Akhir tahun 2001, tanggal dan bulannya lupa, saat itu saya sedang menyelesaikan suatu keperluan di Dinas Pendidikan Propinsi Kalimantan Selatan. Kebetulan saya melihat di papan pengumuman mengikuti perkuliahan S2 khusus yang didanai oleh JSE, niat untuk ikutpun muncul. Tetapi setelah memperhatikan salah satu syarat, hal itu tidak mungkin untuk saya, maklum status saya waktu itu masih CPNS. Sedangkan salah satu syarat menyatakan minimal mempunyai pengalaman mengajar 8 tahun.
Memang segala sesuatu harus dimulai dari niat. Keinginan tersebut diberi peluang oleh pihak JSE bekerja sama dengan Departemen Pendidikan Nasional. Mereka akan memilih 40 orang guru dari wilayah timur Indonesia untuk lebih mendalami tentang CTL/RME dengan dikuliahkan di Universitas Negeri Surabaya untuk mata pelajaran matematika tanpa menyertakan syarat lama mengajar. Tes pertama untuk seleksi tingkat Kabupaten Hulu Sungai Utara, alhamdulillah, saya termasuk 2 (dua) orang yang terpilih untuk mengikuti tes berikutnya di Tingkat Propinsi. Saat seleksi untuk Tingkat propinsipun, saya akhirnya terpilih untuk mengikuti perkuliahan di universitas Negeri Surabaya yang berlokasi di Ketintang.
Jeda antara pengumuman yang dikirimkan langsung dan batas regestrasi ulang untuk mengikuti perkuliahan saat itu sangat mepet. Masalah yang saya hadapi waktu itu adalah saya akan berangkat seorang diri dan itu adalah pengalaman pertama saya keluar daerah, pertama kali ke Surabaya. Akhirnya, dengan berpegang kepada pepatah "banyak bertanya tidak akan sesat di jalan", akhirnya sampai juga saya ke gedung Rektorat Pasca Sarjana Universitas Negeri Surabaya.Banyak sih hal-hal lucu dan berkesan selama perjalanan, tapi untuk menyingkat kisah, hal itu tidak saya ceritakan di sini.

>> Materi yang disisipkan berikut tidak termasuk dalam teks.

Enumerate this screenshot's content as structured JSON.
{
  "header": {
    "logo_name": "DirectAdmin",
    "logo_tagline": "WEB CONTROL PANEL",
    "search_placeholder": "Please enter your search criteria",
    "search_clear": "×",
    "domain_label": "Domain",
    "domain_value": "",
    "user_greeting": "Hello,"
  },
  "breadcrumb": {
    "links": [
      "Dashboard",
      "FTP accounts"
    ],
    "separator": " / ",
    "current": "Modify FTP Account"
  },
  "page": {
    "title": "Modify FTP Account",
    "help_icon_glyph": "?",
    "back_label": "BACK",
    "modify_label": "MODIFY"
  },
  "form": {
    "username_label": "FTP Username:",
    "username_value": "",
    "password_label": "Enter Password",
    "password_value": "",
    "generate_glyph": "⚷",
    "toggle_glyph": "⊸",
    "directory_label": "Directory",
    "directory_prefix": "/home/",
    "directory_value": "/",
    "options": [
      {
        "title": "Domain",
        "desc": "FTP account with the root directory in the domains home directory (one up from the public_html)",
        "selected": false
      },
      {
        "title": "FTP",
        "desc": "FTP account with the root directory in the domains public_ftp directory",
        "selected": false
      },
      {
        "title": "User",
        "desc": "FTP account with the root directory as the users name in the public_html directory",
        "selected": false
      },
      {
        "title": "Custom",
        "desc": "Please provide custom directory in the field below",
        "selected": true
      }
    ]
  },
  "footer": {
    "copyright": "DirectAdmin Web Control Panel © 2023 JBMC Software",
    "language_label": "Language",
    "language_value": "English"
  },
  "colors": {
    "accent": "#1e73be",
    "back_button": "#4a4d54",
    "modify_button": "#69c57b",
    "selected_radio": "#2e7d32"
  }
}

Selama dua tahun enam bulan mengikuti perkuliahan, pengalaman yang sepertinya patut disampaikan di sini adalah bagaimana sulitnya menulis karya tulis dan mempresentasikanya untuk pertama kali. Saya baru mampu menyelesaikan tugas karya tulis pertama setelah 1 (satu) bulan lamanya. Kalau dihitung-dihitung, entah berapa puluh jam sehari yang saya butuhkan duduk di depan komputer dan berapa banyak kertas bekas coretan tulisan karya tulis yang akan saya buat. Masalah bukan berhenti sampai selesai membuat karya tulis itu saja. Ternyata karya tulis yang telah dibuat harus dipresentasikan, tapi sebelumnya terlebih dahulu harus diperiksa oleh dosen(profesor) mata kuliah. Dapat diterka, makalah yang telah saya buat dengan susah payah, waktu diserahkan balik, penuh dengan coretan merah dan label "tanda tanya" untuk setiap halamannya. Saat presentasipun, setiap ucapan yang salah tidak lepas dari semprotan sang Profesor. Kejadian itu sempat membuat saya galau (istilah anak muda sekarang), kenapa perlakuan dari dosen berbeda terhadap teman-teman yang mempunyai kesalahan sama seperti saya, dan kenapa setiap kali pertemuan mata kuliah, kok ya saya yang selalu salah. Sempat terbersit waktu itu untuk mundur, untunglah dengan motivasi dari keluarga dan semangat pantang mundur walaupun mendapat perlakuan berulang setelahnya, pikiran itu saya hilangkan.Akhir perkuliahan barulah saya sadari, ternyata perlakuan berbeda yang saya alami adalah didikan untuk saya bertindak dan berucap yang berguna di kemudian hari dikarenakan waktu itu, saya adalah mahasiswa termuda dibandingkan teman-teman lainnya
Itulah barangkali kisah inspiratif yang dapat saya ceritakan. Ada beberapa hal yang dapat diambil hikmahnya yang selalu saya tekannya saat memberi pelajaran ke peserta didik.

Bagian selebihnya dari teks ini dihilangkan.